The former part of this Psalm, Flee as a bird, etc., this ancient author considers as the voice of heresy inviting the true Church to go away into error; and intimates that those who were separating from haly kyrk were very pure, and unblameable in all their conduct; and that mountain or hill, as he translates it, signifies eminent virtues, of which they had an apparently good stock. So it appears that those called heretics lived then a holier life than those called halows or saints.
For the righteous Lord loveth righteousness - This would be more correctly rendered, “For Jehovah is righteous; he loves righteousness.” The idea is, that God is himself righteous, and, consequently, he loves those who are righteous. He may be confided in, therefore, by the righteous as their friend, and being under his protection they have nothing to fear.
His countenance doth behold the upright - The word rendered “countenance” is, in the Hebrew, in the plural number; literally,” his faces.” It is not easy to account for this use of the plural, though it is common in the Scriptures.

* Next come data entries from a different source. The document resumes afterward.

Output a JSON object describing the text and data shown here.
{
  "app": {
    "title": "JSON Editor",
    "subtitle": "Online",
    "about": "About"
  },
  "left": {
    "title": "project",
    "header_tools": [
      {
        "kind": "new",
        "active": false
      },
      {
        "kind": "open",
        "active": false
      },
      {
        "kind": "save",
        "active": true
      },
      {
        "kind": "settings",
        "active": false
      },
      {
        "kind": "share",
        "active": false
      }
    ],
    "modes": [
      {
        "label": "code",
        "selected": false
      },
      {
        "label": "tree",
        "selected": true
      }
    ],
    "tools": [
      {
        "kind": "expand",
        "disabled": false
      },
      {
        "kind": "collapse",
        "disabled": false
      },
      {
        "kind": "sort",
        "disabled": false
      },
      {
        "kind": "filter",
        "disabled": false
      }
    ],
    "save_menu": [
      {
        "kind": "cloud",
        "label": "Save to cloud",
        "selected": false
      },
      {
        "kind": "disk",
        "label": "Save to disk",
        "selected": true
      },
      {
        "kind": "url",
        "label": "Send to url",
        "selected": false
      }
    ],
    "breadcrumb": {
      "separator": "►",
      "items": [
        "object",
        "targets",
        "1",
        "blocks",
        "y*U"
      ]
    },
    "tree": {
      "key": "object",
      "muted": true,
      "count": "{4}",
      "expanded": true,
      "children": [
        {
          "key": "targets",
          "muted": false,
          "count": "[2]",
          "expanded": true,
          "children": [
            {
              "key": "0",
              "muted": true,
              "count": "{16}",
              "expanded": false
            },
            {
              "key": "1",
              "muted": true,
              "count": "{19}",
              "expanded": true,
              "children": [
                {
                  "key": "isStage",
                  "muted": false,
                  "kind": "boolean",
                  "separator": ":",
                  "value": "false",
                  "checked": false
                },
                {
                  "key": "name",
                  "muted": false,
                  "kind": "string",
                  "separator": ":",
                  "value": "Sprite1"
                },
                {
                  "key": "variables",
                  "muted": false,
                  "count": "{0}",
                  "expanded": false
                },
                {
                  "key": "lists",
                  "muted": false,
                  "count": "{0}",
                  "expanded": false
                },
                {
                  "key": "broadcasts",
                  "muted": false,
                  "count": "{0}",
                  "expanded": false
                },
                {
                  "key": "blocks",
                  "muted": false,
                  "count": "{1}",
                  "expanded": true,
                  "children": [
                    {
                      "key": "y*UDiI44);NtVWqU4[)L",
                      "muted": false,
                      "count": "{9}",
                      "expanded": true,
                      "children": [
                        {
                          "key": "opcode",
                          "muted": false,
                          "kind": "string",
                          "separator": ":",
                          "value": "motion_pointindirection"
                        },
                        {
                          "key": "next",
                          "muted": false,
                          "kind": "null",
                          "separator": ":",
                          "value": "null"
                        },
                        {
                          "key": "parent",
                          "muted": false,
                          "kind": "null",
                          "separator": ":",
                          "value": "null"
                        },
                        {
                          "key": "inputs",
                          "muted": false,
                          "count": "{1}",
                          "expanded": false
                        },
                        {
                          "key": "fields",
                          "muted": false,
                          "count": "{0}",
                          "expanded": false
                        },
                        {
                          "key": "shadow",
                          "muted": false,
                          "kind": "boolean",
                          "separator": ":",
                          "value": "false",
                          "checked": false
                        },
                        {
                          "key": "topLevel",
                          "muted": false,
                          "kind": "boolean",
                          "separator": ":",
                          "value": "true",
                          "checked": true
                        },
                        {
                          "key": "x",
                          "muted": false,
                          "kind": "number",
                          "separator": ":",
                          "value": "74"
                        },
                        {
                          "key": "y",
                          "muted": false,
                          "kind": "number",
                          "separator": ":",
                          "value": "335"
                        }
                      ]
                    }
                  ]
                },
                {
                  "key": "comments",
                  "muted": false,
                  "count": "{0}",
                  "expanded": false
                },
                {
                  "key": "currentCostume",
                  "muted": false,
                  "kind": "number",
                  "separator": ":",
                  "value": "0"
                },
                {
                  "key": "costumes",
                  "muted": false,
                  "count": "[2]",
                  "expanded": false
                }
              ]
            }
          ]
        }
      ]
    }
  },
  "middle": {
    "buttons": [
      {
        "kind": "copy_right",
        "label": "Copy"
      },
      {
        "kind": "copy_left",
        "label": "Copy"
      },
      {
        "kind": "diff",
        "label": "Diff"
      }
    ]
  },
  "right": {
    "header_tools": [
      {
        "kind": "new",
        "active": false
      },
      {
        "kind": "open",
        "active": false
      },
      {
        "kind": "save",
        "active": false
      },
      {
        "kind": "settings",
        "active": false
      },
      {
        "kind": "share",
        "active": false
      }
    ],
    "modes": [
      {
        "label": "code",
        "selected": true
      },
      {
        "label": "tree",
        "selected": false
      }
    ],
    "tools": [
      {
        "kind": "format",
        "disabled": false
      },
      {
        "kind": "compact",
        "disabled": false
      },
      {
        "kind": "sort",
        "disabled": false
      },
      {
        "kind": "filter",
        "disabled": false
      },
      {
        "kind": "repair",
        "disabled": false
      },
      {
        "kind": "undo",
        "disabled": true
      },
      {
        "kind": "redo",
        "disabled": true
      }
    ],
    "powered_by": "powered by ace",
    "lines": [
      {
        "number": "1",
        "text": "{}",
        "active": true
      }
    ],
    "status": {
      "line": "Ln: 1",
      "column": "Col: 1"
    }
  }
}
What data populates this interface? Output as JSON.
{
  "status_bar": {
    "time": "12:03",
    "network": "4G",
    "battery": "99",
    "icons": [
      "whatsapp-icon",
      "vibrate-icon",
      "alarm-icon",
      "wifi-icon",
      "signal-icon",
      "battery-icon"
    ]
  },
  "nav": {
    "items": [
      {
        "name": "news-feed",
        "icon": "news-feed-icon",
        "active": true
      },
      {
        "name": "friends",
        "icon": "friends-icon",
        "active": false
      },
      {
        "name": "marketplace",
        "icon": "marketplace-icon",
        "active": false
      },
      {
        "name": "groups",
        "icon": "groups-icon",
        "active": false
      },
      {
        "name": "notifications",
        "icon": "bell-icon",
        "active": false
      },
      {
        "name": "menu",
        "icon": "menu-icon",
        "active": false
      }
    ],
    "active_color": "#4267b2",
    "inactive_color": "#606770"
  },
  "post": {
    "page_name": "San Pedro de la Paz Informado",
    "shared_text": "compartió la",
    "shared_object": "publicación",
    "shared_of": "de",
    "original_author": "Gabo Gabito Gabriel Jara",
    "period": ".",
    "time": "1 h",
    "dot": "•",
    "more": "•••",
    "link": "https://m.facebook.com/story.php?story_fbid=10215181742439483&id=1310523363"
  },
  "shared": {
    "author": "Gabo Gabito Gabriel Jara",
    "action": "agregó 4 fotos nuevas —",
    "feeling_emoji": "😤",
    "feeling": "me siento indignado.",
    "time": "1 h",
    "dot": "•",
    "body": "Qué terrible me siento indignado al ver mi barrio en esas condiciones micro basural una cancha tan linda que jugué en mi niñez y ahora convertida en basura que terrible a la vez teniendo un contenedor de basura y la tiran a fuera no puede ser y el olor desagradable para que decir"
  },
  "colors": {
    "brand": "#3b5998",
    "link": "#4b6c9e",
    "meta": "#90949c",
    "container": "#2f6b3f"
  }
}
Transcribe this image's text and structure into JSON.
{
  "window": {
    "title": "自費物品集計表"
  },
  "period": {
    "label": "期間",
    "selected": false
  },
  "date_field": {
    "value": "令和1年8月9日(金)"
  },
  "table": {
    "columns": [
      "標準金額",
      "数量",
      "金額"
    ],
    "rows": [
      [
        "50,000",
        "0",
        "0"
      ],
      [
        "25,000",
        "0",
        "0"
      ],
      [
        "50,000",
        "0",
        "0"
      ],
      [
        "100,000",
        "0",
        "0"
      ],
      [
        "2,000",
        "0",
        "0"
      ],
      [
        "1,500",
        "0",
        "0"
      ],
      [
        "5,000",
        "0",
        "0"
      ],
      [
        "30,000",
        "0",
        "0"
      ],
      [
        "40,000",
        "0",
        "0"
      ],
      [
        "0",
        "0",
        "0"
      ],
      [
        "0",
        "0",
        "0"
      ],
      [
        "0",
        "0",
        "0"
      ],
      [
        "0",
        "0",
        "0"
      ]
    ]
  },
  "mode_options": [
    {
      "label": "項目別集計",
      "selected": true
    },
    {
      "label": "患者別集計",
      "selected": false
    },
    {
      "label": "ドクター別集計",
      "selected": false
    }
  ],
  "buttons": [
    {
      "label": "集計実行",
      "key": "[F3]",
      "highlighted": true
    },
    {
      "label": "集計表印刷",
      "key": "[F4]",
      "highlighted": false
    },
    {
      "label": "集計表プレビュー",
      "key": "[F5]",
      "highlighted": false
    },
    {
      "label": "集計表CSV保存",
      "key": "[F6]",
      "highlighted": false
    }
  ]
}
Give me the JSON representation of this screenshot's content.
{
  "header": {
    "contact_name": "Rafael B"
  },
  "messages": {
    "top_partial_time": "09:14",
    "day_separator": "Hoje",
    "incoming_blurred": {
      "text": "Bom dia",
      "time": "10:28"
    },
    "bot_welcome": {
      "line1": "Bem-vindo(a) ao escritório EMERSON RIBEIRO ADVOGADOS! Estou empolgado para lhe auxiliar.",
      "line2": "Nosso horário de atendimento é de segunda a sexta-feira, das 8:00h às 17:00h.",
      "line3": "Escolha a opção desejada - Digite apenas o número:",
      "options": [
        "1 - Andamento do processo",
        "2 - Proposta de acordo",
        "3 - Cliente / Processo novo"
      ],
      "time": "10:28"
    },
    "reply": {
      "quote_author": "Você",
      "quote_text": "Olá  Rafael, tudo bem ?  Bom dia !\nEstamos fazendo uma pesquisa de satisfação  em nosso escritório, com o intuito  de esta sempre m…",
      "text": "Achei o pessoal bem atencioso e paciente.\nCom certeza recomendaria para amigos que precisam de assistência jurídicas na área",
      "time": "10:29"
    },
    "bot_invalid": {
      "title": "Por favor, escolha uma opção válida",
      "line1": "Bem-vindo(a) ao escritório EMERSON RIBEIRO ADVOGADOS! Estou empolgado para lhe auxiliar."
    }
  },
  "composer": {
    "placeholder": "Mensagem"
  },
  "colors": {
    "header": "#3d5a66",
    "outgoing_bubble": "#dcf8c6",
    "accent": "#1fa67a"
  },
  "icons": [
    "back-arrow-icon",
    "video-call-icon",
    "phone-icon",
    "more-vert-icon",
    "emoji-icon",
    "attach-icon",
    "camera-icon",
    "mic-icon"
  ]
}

There may be an allusion to the fact that man seems to have two faces - one on the right side, and one on the left, two eyes, two cheeks, two nostrils, etc., as if made up of two persons. Applied to God, it has no other signification than it has when applied to man; nor should we seek to find anything mystical in the fact that the plural form is used. The term here, like the eyelids in Psalm 11:6, is equivalent to eyes, since the most remarkable feature of the countenance is the eyes; and the idea is, that God looks upon the upright; that is, he sees their dangers amid their wants; he looks upon them with favor and affection. Being thus constantly under his eye, and being objects of his favorable regard, they can have nothing to fear; or, in other words, they are safe. This, then, is the argument of the righteous man, in reply to the suggestion Psalm 11:1 that he should “flee” from danger. The argument is, that God would be his defender, and that he might safely rely on His protection. The wicked have everything to fear; the righteous, nothing. The one is never safe; the other, always. The one will be delivered out of all his troubles; the end of the other can be only ruin.